Anyway, Harper also clashes with Jackson, who demands to sit in on Harper’s sit-down with Bailey and Catherine. Harper accuses his grandson of backtalk, but Jackson says it hasn’t been “backtalk” since he was 18 years old. Touché.

Catherine tells Bailey that Harper’s ego is bruised — “You embarrassed that old white man,” she says, awesomely — and that she’ll smooth things over. But when they return to the conference room, Harper is slumped over the table. Dead. Jackson, ever the pragmatist, realizes that this means no one has to know he fired Bailey.

Bailey, Catherine, and Jackson lie to the staff and tell them Harper was mightily impressed with Grey Sloan Memorial… though Jackson doesn’t exactly hide his disdain. (“I take special comfort knowing that he died… doing what he loved,” he says, pausing a little too long there.)

From one ho-co-pro to another

Jo and Alex’s romantic reunion — or at least sexual union — is still going full force. They’re taking every opportunity to make out, even snogging on the elevator to the ambulance bay. That’s where they part lips long enough to join April in treating Pete, a 16-year-old whose elaborate hot air balloon “ho-co-pro” (i.e. homecoming proposal) backfired when the balloon crashed.

After Pete’s operation — in which Jo and Alex tease April about her very wholesome homecoming experience — Pete gets a visit from Jamie, the subject of his ho-co-pro. Jamie wants to see how he is, but she’s preoccupied with her newfound popularity and the hot upperclassman who’s suddenly interested.
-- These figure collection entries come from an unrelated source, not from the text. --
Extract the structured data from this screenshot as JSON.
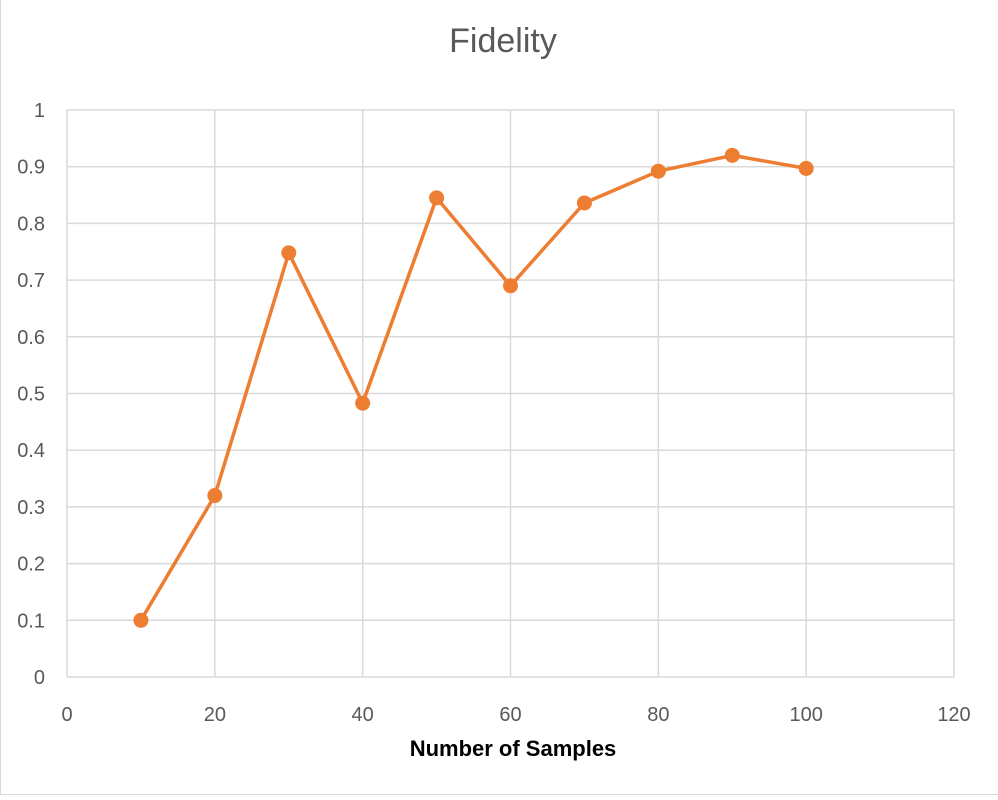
{
  "chart_data": {
    "type": "scatter",
    "title": "Fidelity",
    "xlabel": "Number of Samples",
    "ylabel": "",
    "xlim": [
      0,
      120
    ],
    "ylim": [
      0,
      1
    ],
    "x_ticks": [
      0,
      20,
      40,
      60,
      80,
      100,
      120
    ],
    "y_ticks": [
      0,
      0.1,
      0.2,
      0.3,
      0.4,
      0.5,
      0.6,
      0.7,
      0.8,
      0.9,
      1
    ],
    "x_tick_labels": [
      "0",
      "20",
      "40",
      "60",
      "80",
      "100",
      "120"
    ],
    "y_tick_labels": [
      "0",
      "0.1",
      "0.2",
      "0.3",
      "0.4",
      "0.5",
      "0.6",
      "0.7",
      "0.8",
      "0.9",
      "1"
    ],
    "grid": true,
    "legend": "none",
    "series": [
      {
        "color": "#ED7D31",
        "lines": true,
        "markers": true,
        "x": [
          10,
          20,
          30,
          40,
          50,
          60,
          70,
          80,
          90,
          100
        ],
        "y": [
          0.1,
          0.32,
          0.748,
          0.483,
          0.845,
          0.69,
          0.836,
          0.892,
          0.92,
          0.897
        ]
      }
    ]
  }
}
April gives her some sage advice, telling her to “say yes to the guy who rents out the ugly tux and the hot air balloon.” She even tells Jamie about how Paramedic Matthew arranged a flash mob to propose marriage… though she’s stymied when Jamie asks her if she married him. (Yeah, no, she literally ran away from the altar with Jackson.) Jamie later comes back to Pete’s with her own little helium balloon, and hooray, young love isn’t dead after all!
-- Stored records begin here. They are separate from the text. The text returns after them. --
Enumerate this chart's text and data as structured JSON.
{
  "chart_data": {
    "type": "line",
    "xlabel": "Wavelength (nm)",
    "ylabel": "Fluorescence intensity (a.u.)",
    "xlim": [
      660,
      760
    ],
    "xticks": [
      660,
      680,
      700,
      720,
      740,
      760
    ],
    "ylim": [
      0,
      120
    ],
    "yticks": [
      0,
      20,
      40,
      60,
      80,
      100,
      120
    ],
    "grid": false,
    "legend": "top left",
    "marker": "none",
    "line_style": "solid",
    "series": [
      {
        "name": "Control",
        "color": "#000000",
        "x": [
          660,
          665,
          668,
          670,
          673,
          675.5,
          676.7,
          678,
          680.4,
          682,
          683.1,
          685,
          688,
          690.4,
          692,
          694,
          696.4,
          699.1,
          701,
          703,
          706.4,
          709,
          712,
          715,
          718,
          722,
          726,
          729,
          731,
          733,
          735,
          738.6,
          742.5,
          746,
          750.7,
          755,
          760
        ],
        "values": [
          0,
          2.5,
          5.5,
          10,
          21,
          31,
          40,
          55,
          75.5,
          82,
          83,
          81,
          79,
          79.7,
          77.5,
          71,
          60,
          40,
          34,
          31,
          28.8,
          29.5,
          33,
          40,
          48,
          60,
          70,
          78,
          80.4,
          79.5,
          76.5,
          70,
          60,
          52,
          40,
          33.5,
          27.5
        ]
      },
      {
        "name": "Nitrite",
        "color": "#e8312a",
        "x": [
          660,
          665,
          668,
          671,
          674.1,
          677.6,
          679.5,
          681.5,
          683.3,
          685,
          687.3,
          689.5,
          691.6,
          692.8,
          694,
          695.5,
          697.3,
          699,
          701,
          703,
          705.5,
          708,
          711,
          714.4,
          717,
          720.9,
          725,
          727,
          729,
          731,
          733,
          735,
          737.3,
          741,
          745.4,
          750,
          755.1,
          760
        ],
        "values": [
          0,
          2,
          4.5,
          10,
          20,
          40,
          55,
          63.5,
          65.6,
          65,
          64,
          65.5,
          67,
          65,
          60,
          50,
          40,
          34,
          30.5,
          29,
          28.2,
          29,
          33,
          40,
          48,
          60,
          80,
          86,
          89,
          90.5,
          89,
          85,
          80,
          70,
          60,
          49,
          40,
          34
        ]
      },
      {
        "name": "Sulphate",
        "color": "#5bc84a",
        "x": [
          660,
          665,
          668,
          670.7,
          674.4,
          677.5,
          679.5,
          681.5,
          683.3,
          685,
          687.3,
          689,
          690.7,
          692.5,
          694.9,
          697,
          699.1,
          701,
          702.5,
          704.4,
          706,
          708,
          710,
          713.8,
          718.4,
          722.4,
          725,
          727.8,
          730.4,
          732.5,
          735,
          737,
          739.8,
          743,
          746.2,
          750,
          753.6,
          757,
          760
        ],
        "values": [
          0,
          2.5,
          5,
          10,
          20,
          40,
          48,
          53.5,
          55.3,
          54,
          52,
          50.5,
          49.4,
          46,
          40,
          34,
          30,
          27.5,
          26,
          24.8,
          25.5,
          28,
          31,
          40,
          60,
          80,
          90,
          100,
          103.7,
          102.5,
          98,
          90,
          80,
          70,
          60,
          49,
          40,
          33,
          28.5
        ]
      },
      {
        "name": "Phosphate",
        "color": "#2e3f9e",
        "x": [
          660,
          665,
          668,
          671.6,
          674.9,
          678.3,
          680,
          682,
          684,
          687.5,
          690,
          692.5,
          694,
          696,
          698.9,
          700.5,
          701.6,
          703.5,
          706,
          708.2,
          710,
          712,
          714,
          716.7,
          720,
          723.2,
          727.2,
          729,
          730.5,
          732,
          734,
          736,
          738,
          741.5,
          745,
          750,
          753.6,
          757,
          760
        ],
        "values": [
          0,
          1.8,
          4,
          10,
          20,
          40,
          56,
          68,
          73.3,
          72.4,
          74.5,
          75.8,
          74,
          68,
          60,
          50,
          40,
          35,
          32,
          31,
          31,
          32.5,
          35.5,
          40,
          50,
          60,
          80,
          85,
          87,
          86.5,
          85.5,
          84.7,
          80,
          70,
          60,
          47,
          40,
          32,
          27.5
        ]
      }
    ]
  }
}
That night, in the hospital parking lot, Jo surprises Alex with a ho-co-pro of her own: She wants him to come home. He wants to, too, of course, and squeeee.

From labor pains to ecstasy

Meanwhile, Carina is still turning heads with her unconventional, orgasm-centric medicine. This time, she has an unusual suggestion for Ben and Arizona when their patient gets stuck in labor without the possibility of an epidural. She suggests “natural oxytocin” via “downstairs stimulation.” (“I beg your pardon?” Richard says. Says Carina, “It’s no mistake that God puts the G-spot in the birth canal.”) Arizona is scandalized, of course, but when the parents-to-be get desperate, she clues them in. And wouldn’t you know it, the idea works.

Later, when Bailey and Ben get home and Bailey complains about her sore feet and her wounded ego, Ben shows her what he learned about “natural pain relief.” Teehee!